Spain is a country that can steal your heart, one round of tapas at a time. Each of the country’s 17 autonomous communities features a vibrant regional heritage that comes through in its cuisine. As the capital of Spain, Madrid holds a population of 3.1 million with 6 million tourists arriving each year. A sprawling city with many neighborhoods, it can be hard to know where to go if you are visiting the city and looking to get out of the tourist loop, especially if you are staying in a touristy area. On my visits to Madrid, I’ve learned it doesn’t take much to slip down a side street and find a place that not only is off the beaten path but sometimes is in plain sight. Here are five places that are not to miss…and you won’t feel like a tourist.
La Casa del Abuelo
“The House of the Grandfather” has been a Madrid institution for over 100 years, and while they have three locations across the city, the original location on Calle de Victoria is truly special. The smells of grilled seafood will welcome you into this taverna. It’s a place where little has changed, which is part of its charm. I recommend the Gambas al ajillo with a chato (small glass) of house red wine, which is affectionately known as “El Abuelo.” The sweet, heavy wine pairs well with the salty and sharp flavors of this dish. For me, eating this is part of being in Madrid. It’s the experience of grabbing a spot at the marble counter, watching the chef cook your meal, and throwing your shrimp shells in the trough that runs along the bottom of the bar. The gambas al ajillo is presented in a clay dish right from the grill, with a generous slice of bread to sop up the garlic-infused oil. All you need is the patience to wait until the oil stops bubbling. I promise it’s worth the wait.

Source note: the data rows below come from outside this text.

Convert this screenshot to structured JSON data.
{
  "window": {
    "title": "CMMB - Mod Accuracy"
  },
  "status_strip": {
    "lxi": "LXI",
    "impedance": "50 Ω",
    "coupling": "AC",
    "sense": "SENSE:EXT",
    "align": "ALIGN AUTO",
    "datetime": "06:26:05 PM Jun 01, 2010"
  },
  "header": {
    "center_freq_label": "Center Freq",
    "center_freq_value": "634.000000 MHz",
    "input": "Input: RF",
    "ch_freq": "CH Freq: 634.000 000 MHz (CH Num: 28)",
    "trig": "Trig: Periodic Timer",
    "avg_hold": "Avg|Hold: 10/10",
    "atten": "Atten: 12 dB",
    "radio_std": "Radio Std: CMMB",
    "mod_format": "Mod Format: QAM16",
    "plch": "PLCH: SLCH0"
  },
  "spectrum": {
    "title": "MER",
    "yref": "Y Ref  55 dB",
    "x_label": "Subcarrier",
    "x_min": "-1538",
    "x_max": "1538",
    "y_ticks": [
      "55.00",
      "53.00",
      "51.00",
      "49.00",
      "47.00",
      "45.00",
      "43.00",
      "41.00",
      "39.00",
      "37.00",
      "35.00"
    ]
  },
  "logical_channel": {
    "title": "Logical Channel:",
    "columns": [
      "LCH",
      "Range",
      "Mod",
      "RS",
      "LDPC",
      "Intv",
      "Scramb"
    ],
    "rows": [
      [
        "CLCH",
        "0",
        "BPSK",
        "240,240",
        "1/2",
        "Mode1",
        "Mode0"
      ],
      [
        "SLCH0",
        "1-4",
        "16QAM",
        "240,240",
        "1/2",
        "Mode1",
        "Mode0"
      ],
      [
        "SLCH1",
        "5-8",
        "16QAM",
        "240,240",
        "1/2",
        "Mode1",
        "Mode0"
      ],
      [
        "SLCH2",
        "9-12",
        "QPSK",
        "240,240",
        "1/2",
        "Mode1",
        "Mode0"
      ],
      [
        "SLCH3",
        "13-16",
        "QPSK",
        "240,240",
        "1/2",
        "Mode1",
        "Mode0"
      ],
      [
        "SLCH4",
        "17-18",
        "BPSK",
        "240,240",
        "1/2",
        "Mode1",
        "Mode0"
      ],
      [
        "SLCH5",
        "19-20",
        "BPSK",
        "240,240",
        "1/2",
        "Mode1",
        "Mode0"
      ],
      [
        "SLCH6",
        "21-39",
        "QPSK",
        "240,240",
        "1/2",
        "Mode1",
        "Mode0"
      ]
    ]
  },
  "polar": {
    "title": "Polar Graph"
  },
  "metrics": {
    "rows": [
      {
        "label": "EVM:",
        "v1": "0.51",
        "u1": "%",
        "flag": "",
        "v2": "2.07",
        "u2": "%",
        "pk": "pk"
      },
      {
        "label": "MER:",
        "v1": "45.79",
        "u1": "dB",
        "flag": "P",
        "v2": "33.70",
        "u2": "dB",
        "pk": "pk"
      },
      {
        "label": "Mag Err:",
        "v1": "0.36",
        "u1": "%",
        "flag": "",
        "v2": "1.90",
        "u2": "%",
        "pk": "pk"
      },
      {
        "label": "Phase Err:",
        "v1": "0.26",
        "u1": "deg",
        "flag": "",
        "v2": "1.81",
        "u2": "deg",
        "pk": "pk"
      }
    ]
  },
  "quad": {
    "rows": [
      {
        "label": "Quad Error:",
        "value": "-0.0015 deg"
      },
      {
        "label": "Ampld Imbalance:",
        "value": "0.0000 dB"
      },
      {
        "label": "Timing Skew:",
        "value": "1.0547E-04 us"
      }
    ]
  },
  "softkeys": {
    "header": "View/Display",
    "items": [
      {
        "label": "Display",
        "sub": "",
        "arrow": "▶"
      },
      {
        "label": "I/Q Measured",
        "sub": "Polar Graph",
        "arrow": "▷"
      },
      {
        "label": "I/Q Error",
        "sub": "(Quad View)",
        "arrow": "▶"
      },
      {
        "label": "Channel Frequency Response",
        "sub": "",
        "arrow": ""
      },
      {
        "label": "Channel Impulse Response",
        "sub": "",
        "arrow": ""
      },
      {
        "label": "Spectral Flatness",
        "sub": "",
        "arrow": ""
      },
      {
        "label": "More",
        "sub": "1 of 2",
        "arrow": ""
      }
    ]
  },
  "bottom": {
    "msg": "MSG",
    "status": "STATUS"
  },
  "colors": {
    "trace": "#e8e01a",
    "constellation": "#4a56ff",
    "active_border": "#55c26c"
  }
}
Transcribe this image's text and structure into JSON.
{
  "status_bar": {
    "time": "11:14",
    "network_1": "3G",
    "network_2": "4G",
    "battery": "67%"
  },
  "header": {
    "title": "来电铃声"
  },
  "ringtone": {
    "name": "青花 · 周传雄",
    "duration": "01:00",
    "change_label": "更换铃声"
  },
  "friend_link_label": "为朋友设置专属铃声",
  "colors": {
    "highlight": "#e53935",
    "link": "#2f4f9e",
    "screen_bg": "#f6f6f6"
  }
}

Tucked away on a side street that’s minutes away from the Madrid Opera House, it takes a minute to find El miniBAR. Once you locate the entrance and descend the stairs, you will find a tiny bar: the cozy atmosphere and casual vibe which was a welcome sight after our day of sightseeing, and the space was full of locals. What El miniBAR lacks in size, they make up for in innovation: this is the place for tapas! The menu features creative and inventive tapas, offered in both portions for one or more people. We went with the Bretón: grilled goat cheese on tomato jam topped with coriander oil. This dish holds the distinction of winning a local tapas competition in the city, and I can see why. The flavors of salty, sweet and tangy came together as I ate some on its own and scooped some of it onto the accompanying bread. We also tried the crispy boar rolls with portabella mushroom sauce and rounded it out with a piece of cheesecake. El miniBAR is an excellent spot for a casual dinner, afternoon lunch or any time you are looking to escape the tourist fray.
Located a few blocks away from the famous weekly market El Rastro in the Embajadores neighborhood and a short walk from Plaza Mayor, we stopped into Bar Santurce for a quick lunch. Sitting down at the casual metal tables, this spot reminded me of a British fish fry spot. The menu, a small felt board, hanging by the counter, features about a dozen raciones (or a portion, more significant portion than a tapa) and a half a dozen options for bocadillo sandwiches. Open since 1977, Bar Santuce is known for its fried sardines, but we settled for pimientos de Padrón, an order of calamari and the house brew. As with many places in Spain, your beer options are limited to the one that’s on tap. In Madrid, it’s the regional lager Mahou Clasica.
This seafood restaurant is near the Plaza de España right off of the Grand Via. La Chalana features classic white tablecloths, impeccable service, and authentic cuisine from the Asturias, a seaside region located in the northwest corner of Spain. During my meal, we chose the prefix tasting menu, which included a small “barge” or tray of fresh prawns, shrimp, cream of leek soup topped with Iberico ham, and thin slices of mojama, (Spanish cured tuna). Additional courses included braised beef cheeks, braised veal and rounded up by a dessert to share. At a reasonable €40, the menu is generally for two, but the staff graciously allowed my friends and me to split it for three. We did not walk away hungry! The generous portions, paired with traditional Asturian cider known as Sidra, rounded out the evening.
Chocolateria de San Gines
Are you looking to experience the Madrileño specialty, churros con chocolate any time you’d like? This spot is for you! Located a short walk from Puerto del Sol, this café is not only the oldest chocolate shop in Madrid but is also open 24 hours a day. Step inside the Chocolateria de San Gines, and you will see its timeless kelly green interior, soft velvet seats and marble tables…and many ways to eat chocolate! They have been making and selling churros con chocolate and other deserts since 1894. If you are not looking for churros con chocolate, the rest of the menu offers porras, which are the thicker and longer cousin to churros. If you are not in the mood for chocolate, you can even order your churros and a café con leche for dipping. These are perfect for sharing, but I can speak from experience that one person can finish an order of churros with no problem.